TorchStateActionCritic

class maze.core.agent.torch_state_action_critic.TorchStateActionCritic(networks: Mapping[Union[str, int], torch.nn.Module], num_policies: int, device: str, only_discrete_spaces: Dict[Union[str, int], bool], action_spaces_dict: Dict[Union[str, int], gym.spaces.Dict])

Encapsulates multiple torch state action critics for training in structured environments.

Parameters
  • networks – Mapping of value functions (critic) to encapsulate.

  • num_policies – The number of corresponding policies.

  • device – Device the policy should be located on (cpu or cuda)

  • only_discrete_spaces – A dict specifying if the action spaces w.r.t. the step only hold discrete action spaces.

compute_state_action_value_step(observation: Dict[str, torch.Tensor], action: Dict[str, torch.Tensor], critic_id: Union[str, int, tuple]) → List[torch.Tensor]

Predict the value with specified step_key, step_observation and action.

Parameters
  • observation – The observation for the current step.

  • action – The action performed at the current step.

  • critic_id – The current step key of the multi-step env.

Returns

A list of tensors holding the predicted q value for each critic.

compute_state_action_values_step(observation: Dict[str, torch.Tensor], critic_id: Union[str, int, tuple]) → List[Dict[str, torch.Tensor]]

Predict the value with specified step_key, step_observation and action for discrete actions only.

Parameters
  • observation – The observation for the current step.

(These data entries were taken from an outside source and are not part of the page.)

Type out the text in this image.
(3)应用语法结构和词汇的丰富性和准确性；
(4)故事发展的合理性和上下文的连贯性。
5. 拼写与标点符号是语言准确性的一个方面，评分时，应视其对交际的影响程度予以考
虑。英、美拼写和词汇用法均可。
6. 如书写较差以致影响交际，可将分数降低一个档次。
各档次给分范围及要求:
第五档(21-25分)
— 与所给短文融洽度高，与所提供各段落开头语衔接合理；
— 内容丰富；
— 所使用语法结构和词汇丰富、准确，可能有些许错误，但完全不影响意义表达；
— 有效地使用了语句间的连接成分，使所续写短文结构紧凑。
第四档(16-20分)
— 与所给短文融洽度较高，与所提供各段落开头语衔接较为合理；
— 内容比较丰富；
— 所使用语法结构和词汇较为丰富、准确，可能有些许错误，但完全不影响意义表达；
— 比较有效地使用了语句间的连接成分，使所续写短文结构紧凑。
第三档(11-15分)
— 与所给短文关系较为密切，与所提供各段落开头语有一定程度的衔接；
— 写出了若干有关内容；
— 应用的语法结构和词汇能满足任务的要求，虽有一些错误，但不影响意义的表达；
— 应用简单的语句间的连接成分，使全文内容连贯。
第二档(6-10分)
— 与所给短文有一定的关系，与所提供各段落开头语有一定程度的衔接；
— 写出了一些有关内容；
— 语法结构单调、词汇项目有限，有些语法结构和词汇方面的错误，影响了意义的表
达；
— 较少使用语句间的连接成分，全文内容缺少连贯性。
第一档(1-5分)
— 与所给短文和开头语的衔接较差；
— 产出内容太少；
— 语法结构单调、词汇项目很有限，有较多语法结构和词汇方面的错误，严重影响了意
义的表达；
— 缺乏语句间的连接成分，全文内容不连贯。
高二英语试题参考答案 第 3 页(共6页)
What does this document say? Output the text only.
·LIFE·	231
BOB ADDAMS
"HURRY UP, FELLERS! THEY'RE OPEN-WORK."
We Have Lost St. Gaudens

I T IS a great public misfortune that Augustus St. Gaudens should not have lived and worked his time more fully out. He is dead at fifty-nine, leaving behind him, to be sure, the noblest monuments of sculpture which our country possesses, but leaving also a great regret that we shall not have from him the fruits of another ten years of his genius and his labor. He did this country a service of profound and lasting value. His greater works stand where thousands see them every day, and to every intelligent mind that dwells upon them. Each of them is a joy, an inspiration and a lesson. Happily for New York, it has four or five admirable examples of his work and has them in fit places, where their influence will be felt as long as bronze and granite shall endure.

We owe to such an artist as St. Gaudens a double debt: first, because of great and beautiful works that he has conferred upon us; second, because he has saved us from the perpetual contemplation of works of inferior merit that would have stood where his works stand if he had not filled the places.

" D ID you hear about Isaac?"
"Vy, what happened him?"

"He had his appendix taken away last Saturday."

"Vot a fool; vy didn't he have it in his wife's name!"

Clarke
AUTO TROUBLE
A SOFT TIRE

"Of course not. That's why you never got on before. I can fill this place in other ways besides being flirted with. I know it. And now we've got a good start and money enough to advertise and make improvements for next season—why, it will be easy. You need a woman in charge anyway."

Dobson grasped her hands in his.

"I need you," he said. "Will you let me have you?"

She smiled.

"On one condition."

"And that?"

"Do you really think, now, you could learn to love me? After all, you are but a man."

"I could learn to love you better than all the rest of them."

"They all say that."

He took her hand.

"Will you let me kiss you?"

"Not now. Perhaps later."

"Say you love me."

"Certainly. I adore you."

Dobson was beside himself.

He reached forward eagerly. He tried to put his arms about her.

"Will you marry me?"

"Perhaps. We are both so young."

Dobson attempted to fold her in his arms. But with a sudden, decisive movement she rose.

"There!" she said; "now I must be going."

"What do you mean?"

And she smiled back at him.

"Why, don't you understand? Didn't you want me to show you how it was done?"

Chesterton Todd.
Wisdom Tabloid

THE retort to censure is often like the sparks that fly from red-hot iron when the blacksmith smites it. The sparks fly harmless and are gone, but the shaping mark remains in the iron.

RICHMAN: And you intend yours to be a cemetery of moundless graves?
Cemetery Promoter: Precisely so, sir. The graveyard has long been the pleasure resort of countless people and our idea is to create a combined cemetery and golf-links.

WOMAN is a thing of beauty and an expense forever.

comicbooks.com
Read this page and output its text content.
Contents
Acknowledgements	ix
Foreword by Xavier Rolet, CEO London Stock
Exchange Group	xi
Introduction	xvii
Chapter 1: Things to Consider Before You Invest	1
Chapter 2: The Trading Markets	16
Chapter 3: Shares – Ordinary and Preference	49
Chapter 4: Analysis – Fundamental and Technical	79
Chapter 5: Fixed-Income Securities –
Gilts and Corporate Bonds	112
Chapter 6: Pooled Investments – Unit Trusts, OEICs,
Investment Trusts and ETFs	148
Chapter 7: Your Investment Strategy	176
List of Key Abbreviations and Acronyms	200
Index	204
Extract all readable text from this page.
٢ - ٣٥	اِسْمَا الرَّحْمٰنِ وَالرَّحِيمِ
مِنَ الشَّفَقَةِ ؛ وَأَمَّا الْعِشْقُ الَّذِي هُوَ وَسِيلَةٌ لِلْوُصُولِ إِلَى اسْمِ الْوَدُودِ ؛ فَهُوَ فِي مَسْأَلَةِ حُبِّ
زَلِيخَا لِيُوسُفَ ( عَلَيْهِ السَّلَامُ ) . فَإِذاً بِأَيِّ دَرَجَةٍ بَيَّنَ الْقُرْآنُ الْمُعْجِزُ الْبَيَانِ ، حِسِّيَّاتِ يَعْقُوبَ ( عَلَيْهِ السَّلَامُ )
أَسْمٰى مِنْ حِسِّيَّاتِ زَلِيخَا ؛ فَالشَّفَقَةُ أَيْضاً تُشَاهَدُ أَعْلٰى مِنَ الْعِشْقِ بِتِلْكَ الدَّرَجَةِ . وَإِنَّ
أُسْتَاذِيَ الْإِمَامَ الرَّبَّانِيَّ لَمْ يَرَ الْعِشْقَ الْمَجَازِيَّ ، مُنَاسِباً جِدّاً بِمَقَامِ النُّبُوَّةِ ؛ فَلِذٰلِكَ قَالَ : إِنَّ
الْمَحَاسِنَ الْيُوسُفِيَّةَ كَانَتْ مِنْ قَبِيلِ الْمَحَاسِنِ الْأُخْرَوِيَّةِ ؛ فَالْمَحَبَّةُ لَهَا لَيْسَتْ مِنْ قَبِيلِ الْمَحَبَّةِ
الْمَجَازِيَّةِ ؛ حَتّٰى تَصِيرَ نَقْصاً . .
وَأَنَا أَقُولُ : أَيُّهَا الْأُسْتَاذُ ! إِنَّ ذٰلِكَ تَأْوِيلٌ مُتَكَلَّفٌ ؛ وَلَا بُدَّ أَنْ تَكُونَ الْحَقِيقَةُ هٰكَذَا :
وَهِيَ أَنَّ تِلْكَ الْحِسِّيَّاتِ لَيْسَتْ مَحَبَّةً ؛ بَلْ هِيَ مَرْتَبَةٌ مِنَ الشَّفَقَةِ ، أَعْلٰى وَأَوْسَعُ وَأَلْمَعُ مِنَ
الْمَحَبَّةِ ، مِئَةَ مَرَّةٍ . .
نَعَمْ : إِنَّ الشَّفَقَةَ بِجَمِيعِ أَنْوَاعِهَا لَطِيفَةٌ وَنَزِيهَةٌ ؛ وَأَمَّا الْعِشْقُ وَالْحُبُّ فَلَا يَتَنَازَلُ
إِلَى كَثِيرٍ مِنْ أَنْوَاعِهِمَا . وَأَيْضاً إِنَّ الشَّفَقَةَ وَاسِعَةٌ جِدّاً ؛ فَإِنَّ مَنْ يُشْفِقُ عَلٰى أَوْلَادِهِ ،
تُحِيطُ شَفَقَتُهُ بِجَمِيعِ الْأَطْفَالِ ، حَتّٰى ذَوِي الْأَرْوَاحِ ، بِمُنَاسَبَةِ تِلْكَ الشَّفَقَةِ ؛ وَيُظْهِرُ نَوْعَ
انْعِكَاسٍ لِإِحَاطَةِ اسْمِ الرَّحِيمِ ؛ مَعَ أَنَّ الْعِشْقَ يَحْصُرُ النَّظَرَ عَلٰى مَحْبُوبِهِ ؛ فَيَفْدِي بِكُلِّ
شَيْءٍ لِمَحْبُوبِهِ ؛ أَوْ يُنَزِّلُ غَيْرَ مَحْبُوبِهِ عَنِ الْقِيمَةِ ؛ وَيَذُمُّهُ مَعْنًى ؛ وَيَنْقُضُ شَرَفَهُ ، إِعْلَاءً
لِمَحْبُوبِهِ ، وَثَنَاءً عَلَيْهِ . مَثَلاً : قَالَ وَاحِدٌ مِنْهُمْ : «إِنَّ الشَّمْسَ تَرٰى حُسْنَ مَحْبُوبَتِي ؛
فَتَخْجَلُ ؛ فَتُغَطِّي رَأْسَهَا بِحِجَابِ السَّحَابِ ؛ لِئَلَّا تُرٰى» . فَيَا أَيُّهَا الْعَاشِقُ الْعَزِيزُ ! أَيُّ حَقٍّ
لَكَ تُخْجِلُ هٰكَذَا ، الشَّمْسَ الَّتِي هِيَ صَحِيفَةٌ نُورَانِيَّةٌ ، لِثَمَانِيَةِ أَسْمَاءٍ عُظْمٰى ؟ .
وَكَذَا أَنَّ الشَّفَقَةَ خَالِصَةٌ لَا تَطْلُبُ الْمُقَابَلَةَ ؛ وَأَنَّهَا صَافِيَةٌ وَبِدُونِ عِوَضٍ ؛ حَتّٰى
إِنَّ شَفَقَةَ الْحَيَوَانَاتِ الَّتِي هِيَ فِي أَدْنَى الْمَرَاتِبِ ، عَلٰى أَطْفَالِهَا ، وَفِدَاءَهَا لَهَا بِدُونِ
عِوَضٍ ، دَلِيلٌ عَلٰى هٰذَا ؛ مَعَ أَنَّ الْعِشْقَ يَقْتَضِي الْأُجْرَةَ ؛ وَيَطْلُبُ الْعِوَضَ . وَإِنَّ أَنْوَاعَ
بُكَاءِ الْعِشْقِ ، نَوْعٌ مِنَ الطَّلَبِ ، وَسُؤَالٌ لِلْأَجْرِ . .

  • critic_id – The current step key of the multi-step env.

Returns

A list of dicts holding the predicted q value for each action w.r.t. to the critic.

property device

implementation of TorchModel

eval()None

(overrides TorchModel)

implementation of TorchModel

load_state_dict(state_dict: Dict)None

(overrides TorchModel)

implementation of TorchModel

abstract property num_critics

Returns the number of critic networks. :return: Number of critic networks.

parameters() → List[torch.Tensor]

(overrides TorchModel)

implementation of TorchModel

per_critic_parameters() → List[List[torch.Tensor]]

Retrieve all trainable critic parameters (to be assigned to optimizers). :return: List of lists holding all parameters for the base critic corresponding to number of critic per step.

abstract predict_next_q_values(next_observations: Dict[Union[str, int], Dict[str, torch.Tensor]], next_actions: Dict[Union[str, int], Dict[str, torch.Tensor]], next_actions_logits: Dict[Union[str, int], Dict[str, torch.Tensor]], next_actions_log_probs: Dict[Union[str, int], Dict[str, torch.Tensor]], alpha: Dict[Union[str, int], torch.Tensor]) → Dict[Union[str, int], Union[torch.Tensor, Dict[str, torch.Tensor]]]

Predict the target q value for the next step. \(V (st) := E_{at∼π}[Q(st, at) − α log(π(at |st))]\).

Parameters
  • next_observations – The next observations.

  • next_actions – The next actions sampled from the policy.

  • next_actions_logits – The logits of the next actions (only relevantt for the discrete case).

  • next_actions_log_probs – The log probabilities of the actions.

  • alpha – The alpha or entropy coefficient for each step.

Returns

A dict w.r.t. the step holding tensors representing the predicted next q value

abstract predict_q_values(observations: Dict[Union[str, int], Dict[str, torch.Tensor]], actions: Dict[Union[str, int], Dict[str, torch.Tensor]], gather_output: bool) → Dict[Union[str, int], List[Union[torch.Tensor, Dict[str, torch.Tensor]]]]

(overrides StateActionCritic)

implementation of StateActionCritic

re_init_networks()None

Reinitialize all parameters of the network.

state_dict() → Dict

(overrides TorchModel)

implementation of TorchModel

to(device: str)None

(overrides TorchModel)

implementation of TorchModel

train()None

(overrides TorchModel)

implementation of TorchModel

update_target_weights(tau: float)None

Preform a soft or hard update depending on the tau value chosen. tau==1 results in a hard update

Parameters

tau – Parameter weighting the soft update of the target network.